Hannah ActonPublished in October 2019 / Updated in January 2021
Okay, everyone please gather round and find a beanbag on my imaginative therapy room floor space. Roll with it, I’m about to spill some tea on the eternal wisdom of relationships.
In particular, when to end them and what constitutes a red flag. You know, those relationship markers that signal something is deeply wrong but because we’re comfortable and afraid of change we ignore them. Yep, those ones. Ready? I’m not – but let’s go ahead and unearth our emotional triggers for the greater good anyway.
The long and short of it? Cheaters are the biggest ‘no-no’. there’s a lot I’m willing to forgive in a relationship. But not that breach of trust. Nope. Don’t believe me?
You’re minding your own business, stupidly in love with Harry from down the road. He bought you flowers last week and always cooks for you. Life is good and you consider yourself safe and sound – it never even crosses your mind that he might not have been faithful.
Or equally, it could be the one that we really should have known better than to fall for. It’s always the people we shouldn’t have fallen for that hurt the most when they leave because it means you were right. But we can’t help it. Love is all about those moments when you’re minding your own business and then you realise your heart has gone on a romp about in someone else’s bag. And there it goes! Nothing you or I can do about that. No sir.
But back to the emotionally turbulent matter at hand.
He’s cheated. You hate the way it makes you feel and you break things off with him. But it’s not as easy as that. The only reason it hurts so much is that you cared about him so much. Missing people against your will. Like it or not, your heart is still at their mercy. They may not even realise it, but that makes it even worse that people can keep such a casual, loose grip on all that tethers you to this mortal coil. I’m being dramatic but also I’m not.
The issue of control is a short-lived one, simply because you ceded it immediately the second you fell for them. That’s just the nature of love – you have to be willing to fall flat on your face and get your heart broken for the price of love. Whether or not it’s a fair trade, I couldn’t tell you conclusively. Maybe it is; maybe it isn’t. There’s more to life than relationships but love itself as a mode of affection and connection is pretty much the sum total of life.
Confused? Don’t be.
The thing with cheaters is that we have to teach them that what they do – while it may occasionally have reasons and excuses that track – can’t be sustained. It’s not right. End the relationship and pursue your new love if you must, but don’t string along a relationship because it will end up hurting more parties than it should.
Maybe it’s because we’re all taught that we’re the worst person in the room and that because – finally – one person loves us despite all our flaws, we believe that we have to love them above and beyond their toxic behaviour. That’s not how it works. You don’t owe anyone anything.

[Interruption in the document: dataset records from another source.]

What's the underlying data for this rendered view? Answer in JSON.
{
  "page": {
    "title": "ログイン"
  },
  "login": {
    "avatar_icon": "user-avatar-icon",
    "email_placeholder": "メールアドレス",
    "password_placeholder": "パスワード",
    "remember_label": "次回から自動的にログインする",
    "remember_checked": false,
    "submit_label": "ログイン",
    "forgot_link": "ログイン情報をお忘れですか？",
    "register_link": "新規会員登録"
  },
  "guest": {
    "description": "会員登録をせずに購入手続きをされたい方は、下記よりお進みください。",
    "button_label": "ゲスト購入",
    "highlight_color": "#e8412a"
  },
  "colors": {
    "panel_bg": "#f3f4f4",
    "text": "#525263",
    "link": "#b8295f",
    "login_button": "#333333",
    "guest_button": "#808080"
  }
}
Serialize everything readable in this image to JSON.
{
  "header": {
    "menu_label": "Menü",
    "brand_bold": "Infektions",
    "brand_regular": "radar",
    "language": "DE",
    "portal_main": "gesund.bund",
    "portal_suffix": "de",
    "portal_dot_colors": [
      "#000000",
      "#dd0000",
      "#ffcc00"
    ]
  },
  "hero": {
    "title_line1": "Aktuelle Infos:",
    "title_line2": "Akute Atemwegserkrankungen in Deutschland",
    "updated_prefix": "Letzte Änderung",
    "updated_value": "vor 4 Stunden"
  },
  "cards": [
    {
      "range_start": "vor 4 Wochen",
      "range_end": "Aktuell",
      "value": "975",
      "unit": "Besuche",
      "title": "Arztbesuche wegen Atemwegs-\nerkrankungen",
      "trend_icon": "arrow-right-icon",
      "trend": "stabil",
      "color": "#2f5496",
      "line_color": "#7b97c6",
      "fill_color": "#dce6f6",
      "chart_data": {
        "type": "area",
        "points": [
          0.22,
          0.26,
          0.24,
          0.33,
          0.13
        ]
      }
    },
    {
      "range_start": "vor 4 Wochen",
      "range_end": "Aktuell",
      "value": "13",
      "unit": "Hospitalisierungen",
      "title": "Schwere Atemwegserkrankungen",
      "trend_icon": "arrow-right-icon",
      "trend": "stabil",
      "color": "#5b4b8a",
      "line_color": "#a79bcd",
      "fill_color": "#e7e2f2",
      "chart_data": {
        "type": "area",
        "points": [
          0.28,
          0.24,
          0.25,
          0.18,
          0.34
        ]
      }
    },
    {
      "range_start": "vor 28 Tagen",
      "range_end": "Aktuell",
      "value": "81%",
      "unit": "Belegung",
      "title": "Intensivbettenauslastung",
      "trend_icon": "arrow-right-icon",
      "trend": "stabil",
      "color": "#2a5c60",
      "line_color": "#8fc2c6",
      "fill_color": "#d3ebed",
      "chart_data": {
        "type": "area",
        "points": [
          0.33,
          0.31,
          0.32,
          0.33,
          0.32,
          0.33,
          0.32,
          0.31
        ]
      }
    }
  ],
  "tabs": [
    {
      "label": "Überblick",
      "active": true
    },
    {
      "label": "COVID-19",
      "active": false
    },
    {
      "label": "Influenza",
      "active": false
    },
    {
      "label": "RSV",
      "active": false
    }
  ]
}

The right guy – who will treat you the way you deserve – is out there for you. There’s no reason you should pressure yourself or push for what you aren’t ready for.
Don’t worry about what other people are doing around you.
They don’t matter. Seriously, it’s your life that you need to live – not theirs. You can’t judge your success on their terms, or constantly be comparing yourself to them, because then you can never win.
Or feel satisfied. That will be because you are living your life by other people’s timelines and stressing yourself needlessly over something over which you have little control. Emotions and the heart are liable at any given moment in time to do whatever the hell they want.
Therefore, it stands to reason that we are sort of wasting our time trying to fit into someone else’s template.